Practical Implementation: Building a Secure MCP Server Map
The following pattern demonstrates how to combine workspace guards with the builder to create a secure MCP server configuration:
import { SourceServerBuilder } from '@craft/shared/src/sources/server-builder';
import { isLocalMcpEnabled } from '@craft/shared/src/workspaces/storage';
const builder = new SourceServerBuilder();
async function buildServers(rootPath: string, sourcesWithCreds) {
// Respect workspace-level isolation flag
const allowLocal = isLocalMcpEnabled(rootPath);
const filtered = sourcesWithCreds.map(sc => ({
...sc,
// If local stdio is disabled, strip the token to force a null result
token: allowLocal ? sc.token : null,
}));
const { mcpServers, apiServers, errors } = await builder.buildAll(filtered);
// Pass `mcpServers` to the SDK via mcp_set_servers(...)
return { mcpServers, apiServers, errors };
}
This implementation checks the CRAFT_LOCAL_MCP_ENABLED environment variable and workspace configuration before allowing local subprocess creation, merges credentials according to the secure hierarchy, and returns a sanitized server map ready for the Claude Agent SDK's permission policy enforcement.
Summary
- SourceServerBuilder validates all MCP configurations and enforces a strict credential merging order that prioritizes OAuth tokens over static values.
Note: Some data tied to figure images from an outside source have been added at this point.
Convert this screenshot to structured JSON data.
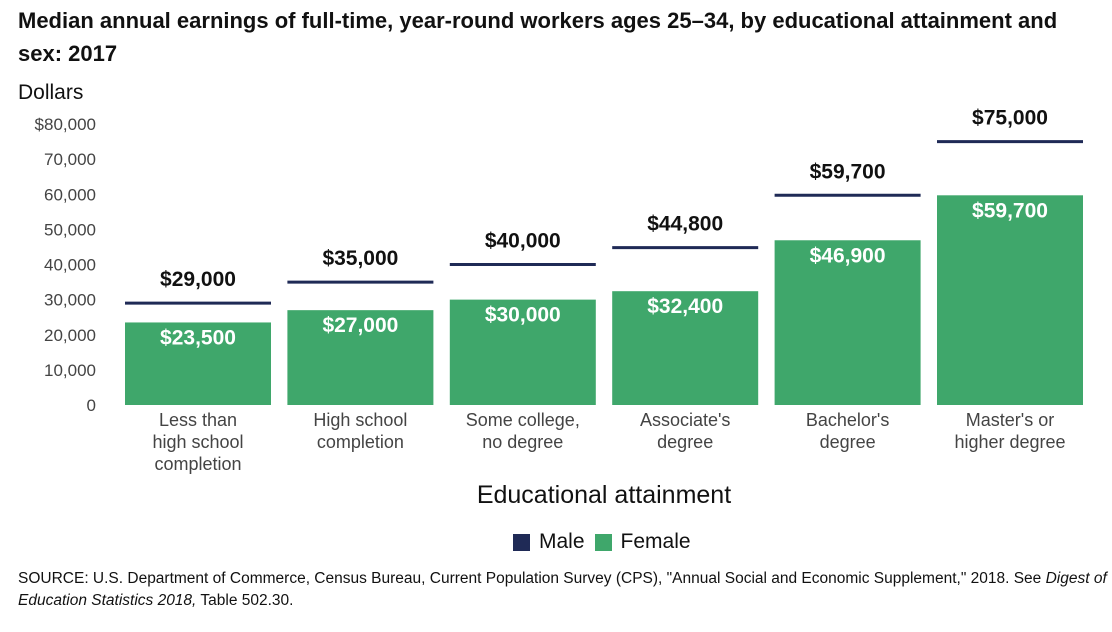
{
  "chart_data": {
    "type": "bar",
    "title": "Median annual earnings of full-time, year-round workers ages 25–34, by educational attainment and sex: 2017",
    "ylabel": "Dollars",
    "xlabel": "Educational attainment",
    "ylim": [
      0,
      80000
    ],
    "yticks": [
      "0",
      "10,000",
      "20,000",
      "30,000",
      "40,000",
      "50,000",
      "60,000",
      "70,000",
      "$80,000"
    ],
    "ytick_values": [
      0,
      10000,
      20000,
      30000,
      40000,
      50000,
      60000,
      70000,
      80000
    ],
    "categories": [
      [
        "Less than",
        "high school",
        "completion"
      ],
      [
        "High school",
        "completion"
      ],
      [
        "Some college,",
        "no degree"
      ],
      [
        "Associate's",
        "degree"
      ],
      [
        "Bachelor's",
        "degree"
      ],
      [
        "Master's or",
        "higher degree"
      ]
    ],
    "series": [
      {
        "name": "Male",
        "color": "#1f2a56",
        "marker": "line",
        "values": [
          29000,
          35000,
          40000,
          44800,
          59700,
          75000
        ],
        "labels": [
          "$29,000",
          "$35,000",
          "$40,000",
          "$44,800",
          "$59,700",
          "$75,000"
        ]
      },
      {
        "name": "Female",
        "color": "#3fa76b",
        "marker": "bar",
        "values": [
          23500,
          27000,
          30000,
          32400,
          46900,
          59700
        ],
        "labels": [
          "$23,500",
          "$27,000",
          "$30,000",
          "$32,400",
          "$46,900",
          "$59,700"
        ]
      }
    ],
    "legend": "bottom-center",
    "grid": false
  },
  "source": {
    "prefix": "SOURCE: U.S. Department of Commerce, Census Bureau, Current Population Survey (CPS), \"Annual Social and Economic Supplement,\" 2018. See ",
    "italic": "Digest of Education Statistics 2018,",
    "suffix": " Table 502.30."
  }
}
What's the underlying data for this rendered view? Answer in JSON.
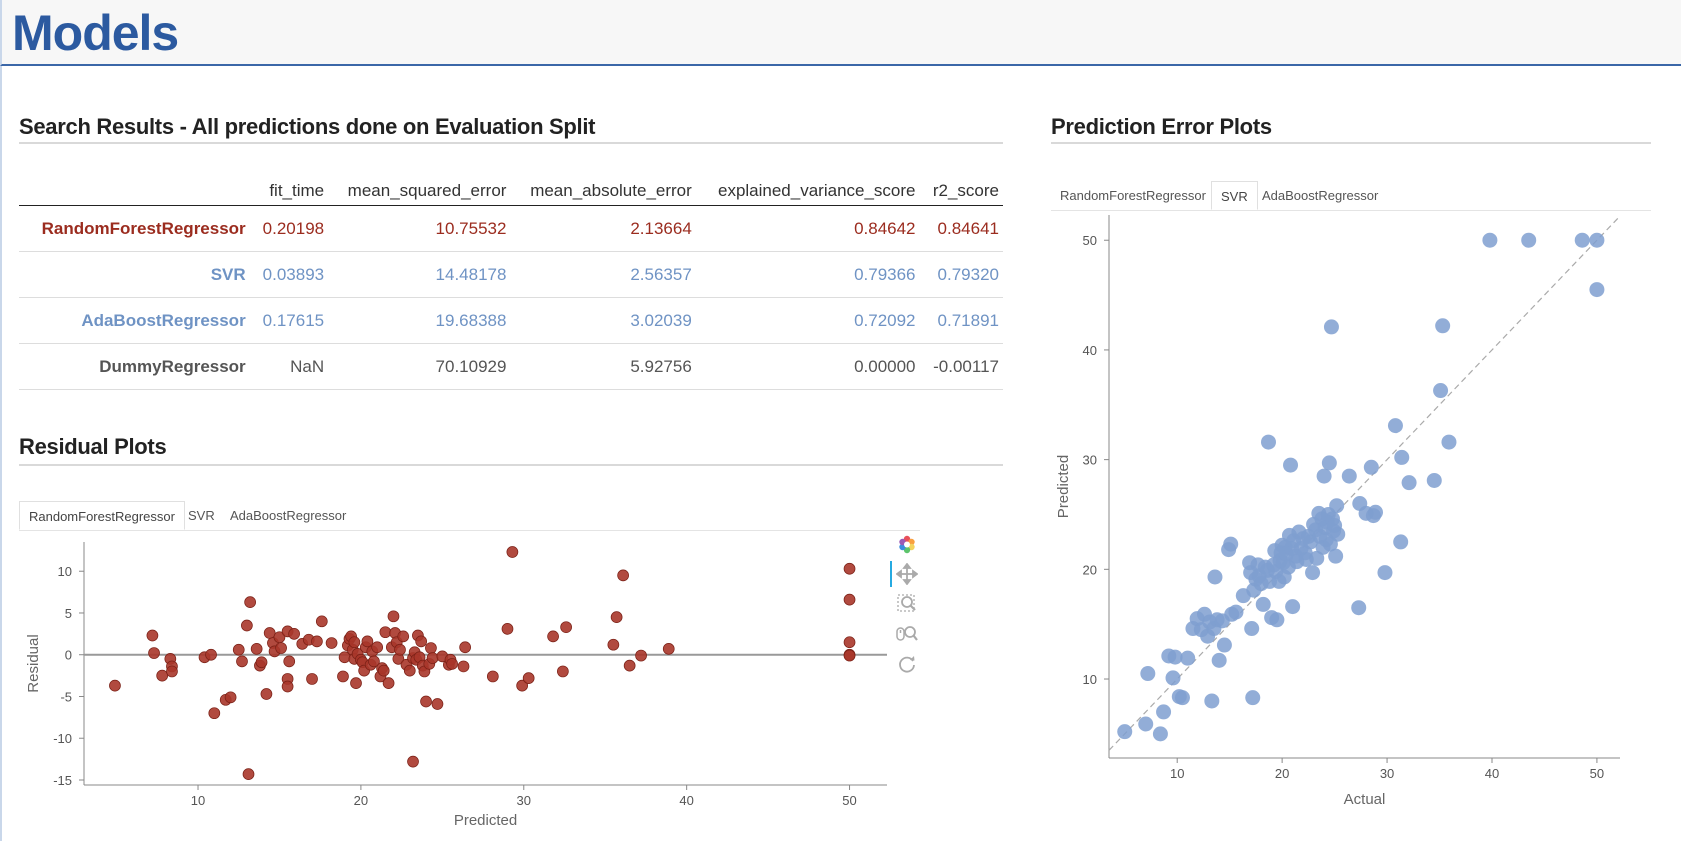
{
  "header": {
    "title": "Models"
  },
  "search": {
    "title": "Search Results - All predictions done on Evaluation Split",
    "columns": [
      "",
      "fit_time",
      "mean_squared_error",
      "mean_absolute_error",
      "explained_variance_score",
      "r2_score"
    ],
    "rows": [
      {
        "name": "RandomForestRegressor",
        "color": "#9b2c1f",
        "values": [
          "0.20198",
          "10.75532",
          "2.13664",
          "0.84642",
          "0.84641"
        ]
      },
      {
        "name": "SVR",
        "color": "#6f93c4",
        "values": [
          "0.03893",
          "14.48178",
          "2.56357",
          "0.79366",
          "0.79320"
        ]
      },
      {
        "name": "AdaBoostRegressor",
        "color": "#6f93c4",
        "values": [
          "0.17615",
          "19.68388",
          "3.02039",
          "0.72092",
          "0.71891"
        ]
      },
      {
        "name": "DummyRegressor",
        "color": "#555555",
        "values": [
          "NaN",
          "70.10929",
          "5.92756",
          "0.00000",
          "-0.00117"
        ]
      }
    ]
  },
  "residual": {
    "title": "Residual Plots",
    "tabs": [
      "RandomForestRegressor",
      "SVR",
      "AdaBoostRegressor"
    ],
    "active_tab": 0,
    "toolbar": [
      "bokeh-logo-icon",
      "pan-icon",
      "box-zoom-icon",
      "wheel-zoom-icon",
      "reset-icon"
    ]
  },
  "prediction": {
    "title": "Prediction Error Plots",
    "tabs": [
      "RandomForestRegressor",
      "SVR",
      "AdaBoostRegressor"
    ],
    "active_tab": 1
  },
  "colors": {
    "residual_points": "#a8362a",
    "prediction_points": "#7f9fd0",
    "accent": "#2c5aa0"
  },
  "chart_data": [
    {
      "type": "scatter",
      "title": "",
      "xlabel": "Predicted",
      "ylabel": "Residual",
      "xlim": [
        3,
        52.3
      ],
      "ylim": [
        -15.6,
        13.5
      ],
      "xticks": [
        10,
        20,
        30,
        40,
        50
      ],
      "yticks": [
        10,
        5,
        0,
        -5,
        -10,
        -15
      ],
      "grid": false,
      "reference_line_y": 0,
      "points": [
        [
          4.9,
          -3.7
        ],
        [
          7.2,
          2.3
        ],
        [
          7.3,
          0.2
        ],
        [
          7.8,
          -2.5
        ],
        [
          8.3,
          -0.5
        ],
        [
          8.4,
          -1.4
        ],
        [
          8.4,
          -2.0
        ],
        [
          10.4,
          -0.3
        ],
        [
          10.8,
          0.0
        ],
        [
          11.0,
          -7.0
        ],
        [
          11.7,
          -5.4
        ],
        [
          12.0,
          -5.1
        ],
        [
          12.5,
          0.6
        ],
        [
          12.7,
          -0.8
        ],
        [
          13.0,
          3.5
        ],
        [
          13.1,
          -14.3
        ],
        [
          13.2,
          6.3
        ],
        [
          13.6,
          0.7
        ],
        [
          13.8,
          -1.3
        ],
        [
          13.9,
          -0.9
        ],
        [
          14.2,
          -4.7
        ],
        [
          14.4,
          2.6
        ],
        [
          14.6,
          1.4
        ],
        [
          14.7,
          0.4
        ],
        [
          15.0,
          2.1
        ],
        [
          15.1,
          0.8
        ],
        [
          15.5,
          2.8
        ],
        [
          15.5,
          -2.9
        ],
        [
          15.6,
          -0.8
        ],
        [
          15.5,
          -3.8
        ],
        [
          15.9,
          2.5
        ],
        [
          16.4,
          1.3
        ],
        [
          16.8,
          1.8
        ],
        [
          17.0,
          -2.9
        ],
        [
          17.3,
          1.6
        ],
        [
          17.6,
          4.0
        ],
        [
          18.2,
          1.4
        ],
        [
          18.9,
          -2.6
        ],
        [
          19.0,
          -0.3
        ],
        [
          19.2,
          1.1
        ],
        [
          19.3,
          1.9
        ],
        [
          19.4,
          2.2
        ],
        [
          19.5,
          0.6
        ],
        [
          19.6,
          -0.5
        ],
        [
          19.6,
          1.5
        ],
        [
          19.7,
          -3.4
        ],
        [
          19.8,
          0.1
        ],
        [
          20.0,
          -0.6
        ],
        [
          20.1,
          -0.9
        ],
        [
          20.2,
          -1.9
        ],
        [
          20.3,
          0.9
        ],
        [
          20.4,
          1.6
        ],
        [
          20.6,
          -1.2
        ],
        [
          20.7,
          0.4
        ],
        [
          20.8,
          -0.8
        ],
        [
          21.0,
          0.9
        ],
        [
          21.2,
          -2.6
        ],
        [
          21.3,
          -1.6
        ],
        [
          21.4,
          -1.9
        ],
        [
          21.5,
          2.7
        ],
        [
          21.7,
          -3.4
        ],
        [
          21.9,
          0.9
        ],
        [
          22.0,
          4.6
        ],
        [
          22.1,
          2.6
        ],
        [
          22.2,
          1.5
        ],
        [
          22.3,
          -0.5
        ],
        [
          22.4,
          0.6
        ],
        [
          22.6,
          2.2
        ],
        [
          22.8,
          -1.2
        ],
        [
          23.0,
          -1.9
        ],
        [
          23.2,
          -0.4
        ],
        [
          23.3,
          0.3
        ],
        [
          23.4,
          -0.6
        ],
        [
          23.5,
          2.3
        ],
        [
          23.6,
          -0.3
        ],
        [
          23.7,
          1.6
        ],
        [
          23.8,
          -1.3
        ],
        [
          23.9,
          -2.0
        ],
        [
          24.0,
          -5.6
        ],
        [
          24.2,
          -1.1
        ],
        [
          24.3,
          0.8
        ],
        [
          24.4,
          -0.4
        ],
        [
          23.2,
          -12.8
        ],
        [
          24.7,
          -5.9
        ],
        [
          25.0,
          -0.2
        ],
        [
          25.4,
          -1.2
        ],
        [
          25.5,
          -0.6
        ],
        [
          25.6,
          -1.1
        ],
        [
          26.3,
          -1.4
        ],
        [
          26.4,
          0.9
        ],
        [
          28.1,
          -2.6
        ],
        [
          29.0,
          3.1
        ],
        [
          29.3,
          12.3
        ],
        [
          29.9,
          -3.7
        ],
        [
          30.3,
          -2.8
        ],
        [
          31.8,
          2.2
        ],
        [
          32.4,
          -2.0
        ],
        [
          32.6,
          3.3
        ],
        [
          35.5,
          1.2
        ],
        [
          35.7,
          4.5
        ],
        [
          36.1,
          9.5
        ],
        [
          36.5,
          -1.3
        ],
        [
          37.2,
          -0.1
        ],
        [
          38.9,
          0.7
        ],
        [
          50.0,
          10.3
        ],
        [
          50.0,
          6.6
        ],
        [
          50.0,
          1.5
        ],
        [
          50.0,
          0.0
        ],
        [
          50.0,
          -0.1
        ]
      ]
    },
    {
      "type": "scatter",
      "title": "",
      "xlabel": "Actual",
      "ylabel": "Predicted",
      "xlim": [
        3.5,
        52.2
      ],
      "ylim": [
        2.8,
        52.3
      ],
      "xticks": [
        10,
        20,
        30,
        40,
        50
      ],
      "yticks": [
        50,
        40,
        30,
        20,
        10
      ],
      "grid": false,
      "identity_line": true,
      "points": [
        [
          5.0,
          5.2
        ],
        [
          7.0,
          5.9
        ],
        [
          8.4,
          5.0
        ],
        [
          7.2,
          10.5
        ],
        [
          8.7,
          7.0
        ],
        [
          9.2,
          12.1
        ],
        [
          9.6,
          10.1
        ],
        [
          9.8,
          12.0
        ],
        [
          10.2,
          8.4
        ],
        [
          10.5,
          8.3
        ],
        [
          11.0,
          11.9
        ],
        [
          11.5,
          14.6
        ],
        [
          11.9,
          15.5
        ],
        [
          12.3,
          14.5
        ],
        [
          12.6,
          15.9
        ],
        [
          12.9,
          13.9
        ],
        [
          13.1,
          15.2
        ],
        [
          13.3,
          8.0
        ],
        [
          13.5,
          14.6
        ],
        [
          13.6,
          19.3
        ],
        [
          13.8,
          15.4
        ],
        [
          14.0,
          11.7
        ],
        [
          14.3,
          15.3
        ],
        [
          14.5,
          13.1
        ],
        [
          14.9,
          21.8
        ],
        [
          15.1,
          22.3
        ],
        [
          15.2,
          15.9
        ],
        [
          15.6,
          16.1
        ],
        [
          16.3,
          17.6
        ],
        [
          16.9,
          20.6
        ],
        [
          17.0,
          19.7
        ],
        [
          17.1,
          14.6
        ],
        [
          17.2,
          8.3
        ],
        [
          17.3,
          18.1
        ],
        [
          17.5,
          19.1
        ],
        [
          17.7,
          20.4
        ],
        [
          17.8,
          19.4
        ],
        [
          18.0,
          18.7
        ],
        [
          18.2,
          16.8
        ],
        [
          18.4,
          20.2
        ],
        [
          18.6,
          19.9
        ],
        [
          18.7,
          31.6
        ],
        [
          18.8,
          18.9
        ],
        [
          19.0,
          15.6
        ],
        [
          19.2,
          20.4
        ],
        [
          19.3,
          21.7
        ],
        [
          19.4,
          19.8
        ],
        [
          19.5,
          15.4
        ],
        [
          19.7,
          18.9
        ],
        [
          19.8,
          20.8
        ],
        [
          19.9,
          21.5
        ],
        [
          20.0,
          22.2
        ],
        [
          20.1,
          20.6
        ],
        [
          20.2,
          19.3
        ],
        [
          20.3,
          22.0
        ],
        [
          20.4,
          21.4
        ],
        [
          20.6,
          20.2
        ],
        [
          20.7,
          23.1
        ],
        [
          20.8,
          29.5
        ],
        [
          20.9,
          21.9
        ],
        [
          21.0,
          16.6
        ],
        [
          21.1,
          22.6
        ],
        [
          21.3,
          21.2
        ],
        [
          21.4,
          20.7
        ],
        [
          21.6,
          23.4
        ],
        [
          21.8,
          21.9
        ],
        [
          22.0,
          22.8
        ],
        [
          22.2,
          21.5
        ],
        [
          22.3,
          20.9
        ],
        [
          22.5,
          23.0
        ],
        [
          22.7,
          22.5
        ],
        [
          22.9,
          19.7
        ],
        [
          23.0,
          24.1
        ],
        [
          23.2,
          23.6
        ],
        [
          23.3,
          21.0
        ],
        [
          23.5,
          25.1
        ],
        [
          23.6,
          23.0
        ],
        [
          23.8,
          24.6
        ],
        [
          23.9,
          22.0
        ],
        [
          24.0,
          28.5
        ],
        [
          24.1,
          23.8
        ],
        [
          24.2,
          22.7
        ],
        [
          24.3,
          24.3
        ],
        [
          24.4,
          25.0
        ],
        [
          24.5,
          29.7
        ],
        [
          24.6,
          22.3
        ],
        [
          24.7,
          42.1
        ],
        [
          24.8,
          24.6
        ],
        [
          24.9,
          23.5
        ],
        [
          25.0,
          24.0
        ],
        [
          25.1,
          21.2
        ],
        [
          25.2,
          25.8
        ],
        [
          25.3,
          23.2
        ],
        [
          26.4,
          28.5
        ],
        [
          27.3,
          16.5
        ],
        [
          27.4,
          26.0
        ],
        [
          28.0,
          25.1
        ],
        [
          28.5,
          29.3
        ],
        [
          28.7,
          24.9
        ],
        [
          28.9,
          25.2
        ],
        [
          29.8,
          19.7
        ],
        [
          30.8,
          33.1
        ],
        [
          31.3,
          22.5
        ],
        [
          31.4,
          30.2
        ],
        [
          32.1,
          27.9
        ],
        [
          34.5,
          28.1
        ],
        [
          35.1,
          36.3
        ],
        [
          35.3,
          42.2
        ],
        [
          35.9,
          31.6
        ],
        [
          39.8,
          50.0
        ],
        [
          43.5,
          50.0
        ],
        [
          48.6,
          50.0
        ],
        [
          50.0,
          50.0
        ],
        [
          50.0,
          45.5
        ]
      ]
    }
  ]
}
- Workspace-level guards via
isLocalMcpEnabledprovide three-tier control (environment variable, config file, default) to disable local stdio subprocesses. - Runtime isolation separates HTTP/SSE network connections from local subprocesses, with the latter spawning in isolated environments without inherited file descriptors.
- Permission policies in the Claude Agent SDK enforce read-only or sandboxed restrictions on individual tools after server configuration.
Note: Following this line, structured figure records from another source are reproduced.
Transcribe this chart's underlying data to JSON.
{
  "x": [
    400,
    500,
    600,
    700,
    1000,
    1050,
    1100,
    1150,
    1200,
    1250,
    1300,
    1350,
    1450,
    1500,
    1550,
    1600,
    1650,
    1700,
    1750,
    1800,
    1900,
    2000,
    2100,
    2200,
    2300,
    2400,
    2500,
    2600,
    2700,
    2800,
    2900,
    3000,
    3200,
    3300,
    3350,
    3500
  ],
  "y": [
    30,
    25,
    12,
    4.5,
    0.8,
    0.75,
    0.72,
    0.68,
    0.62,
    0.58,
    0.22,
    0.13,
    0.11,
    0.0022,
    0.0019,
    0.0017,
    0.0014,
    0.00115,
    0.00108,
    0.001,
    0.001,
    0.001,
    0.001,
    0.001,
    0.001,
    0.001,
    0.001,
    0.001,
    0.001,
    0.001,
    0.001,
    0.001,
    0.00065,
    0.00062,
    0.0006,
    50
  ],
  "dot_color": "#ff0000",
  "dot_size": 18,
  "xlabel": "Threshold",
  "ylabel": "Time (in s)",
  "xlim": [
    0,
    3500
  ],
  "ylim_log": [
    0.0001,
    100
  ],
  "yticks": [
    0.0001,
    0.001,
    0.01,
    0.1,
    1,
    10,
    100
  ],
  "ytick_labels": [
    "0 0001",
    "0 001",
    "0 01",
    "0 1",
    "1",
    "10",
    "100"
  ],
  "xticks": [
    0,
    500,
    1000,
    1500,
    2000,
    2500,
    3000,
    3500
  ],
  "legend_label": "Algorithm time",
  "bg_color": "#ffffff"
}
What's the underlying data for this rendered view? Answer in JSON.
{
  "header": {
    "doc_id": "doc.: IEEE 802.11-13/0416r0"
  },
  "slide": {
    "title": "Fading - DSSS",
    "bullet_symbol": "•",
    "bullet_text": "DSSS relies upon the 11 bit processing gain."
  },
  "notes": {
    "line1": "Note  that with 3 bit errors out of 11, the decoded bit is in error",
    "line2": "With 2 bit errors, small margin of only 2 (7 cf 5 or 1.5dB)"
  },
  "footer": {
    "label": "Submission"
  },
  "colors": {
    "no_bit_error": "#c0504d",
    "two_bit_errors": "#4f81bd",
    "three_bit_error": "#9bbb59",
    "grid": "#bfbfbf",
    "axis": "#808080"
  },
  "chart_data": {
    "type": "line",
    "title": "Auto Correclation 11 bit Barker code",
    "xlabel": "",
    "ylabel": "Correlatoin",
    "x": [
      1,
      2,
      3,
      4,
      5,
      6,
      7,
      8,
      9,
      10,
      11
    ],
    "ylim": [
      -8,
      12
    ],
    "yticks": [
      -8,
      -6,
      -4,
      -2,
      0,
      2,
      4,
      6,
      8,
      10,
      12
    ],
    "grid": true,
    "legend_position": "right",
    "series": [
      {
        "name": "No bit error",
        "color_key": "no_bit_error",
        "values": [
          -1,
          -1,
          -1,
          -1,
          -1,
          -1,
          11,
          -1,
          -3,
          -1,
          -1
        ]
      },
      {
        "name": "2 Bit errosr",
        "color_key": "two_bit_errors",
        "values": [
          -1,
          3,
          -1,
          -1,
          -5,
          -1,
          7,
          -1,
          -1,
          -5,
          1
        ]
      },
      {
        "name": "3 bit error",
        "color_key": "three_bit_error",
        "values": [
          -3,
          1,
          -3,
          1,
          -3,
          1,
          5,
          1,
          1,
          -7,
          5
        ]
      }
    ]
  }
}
- Credential hygiene ensures secrets never persist in configuration files, with encrypted credential stores and runtime token injection.
Frequently Asked Questions
How does Craft Agents prevent unauthorized local MCP server execution?
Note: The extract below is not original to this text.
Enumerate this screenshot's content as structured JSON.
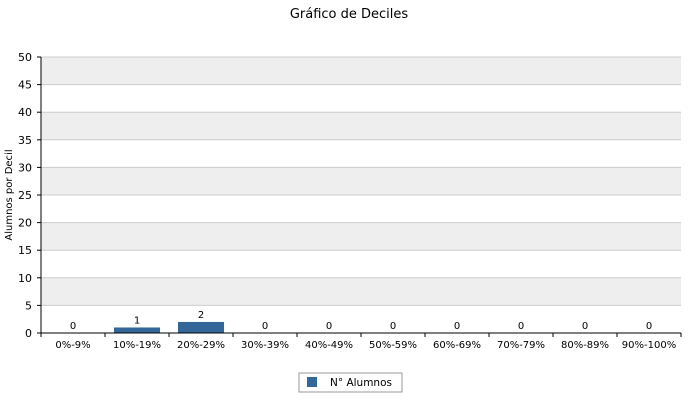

Craft Agents implements a workspace-level guard through the isLocalMcpEnabled function in packages/shared/src/workspaces/storage.ts. This function checks the CRAFT_LOCAL_MCP_ENABLED environment variable first, then the workspace configuration's localMcpServers.enabled setting, defaulting to true only if neither is specified. If the guard returns false, SourceServerBuilder refuses to create stdio transport configurations, preventing any local subprocess from spawning.
What happens when an MCP server configuration lacks valid authentication credentials?
When SourceServerBuilder encounters a source claiming authentication but missing valid tokens, it logs a debug message using the SERVER_BUILD_ERRORS.MISSING_CREDENTIALS constant and returns null for that server. This causes the source to be omitted entirely from the session rather than attempting to connect with invalid credentials. The builder enforces this validation in the buildMcpServer method within packages/shared/src/sources/server-builder.ts.
How are OAuth tokens and API secrets protected from exposure in configuration files?
The system implements credential hygiene through a hierarchical header merging strategy. Static headers defined in configuration files cannot override sensitive values retrieved from the encrypted credential store or OAuth tokens injected at request time. Specifically, the merging order prioritizes Authorization: Bearer tokens highest, followed by credential-store headers, then static headers. This ensures that secrets never persist in plain-text configuration files and always take precedence over any accidental static values.
Can enterprise administrators enforce a global ban on local MCP servers across all workspaces?
Yes, administrators can enforce a global ban by setting the CRAFT_LOCAL_MCP_ENABLED environment variable to false. This environment variable takes precedence over individual workspace configurations in the isLocalMcpEnabled resolution chain defined in packages/shared/src/workspaces/storage.ts. When this variable is set to false, all workspaces will be prevented from launching local stdio MCP servers regardless of their individual localMcpServers.enabled settings, providing a centralized security control for enterprise deployments.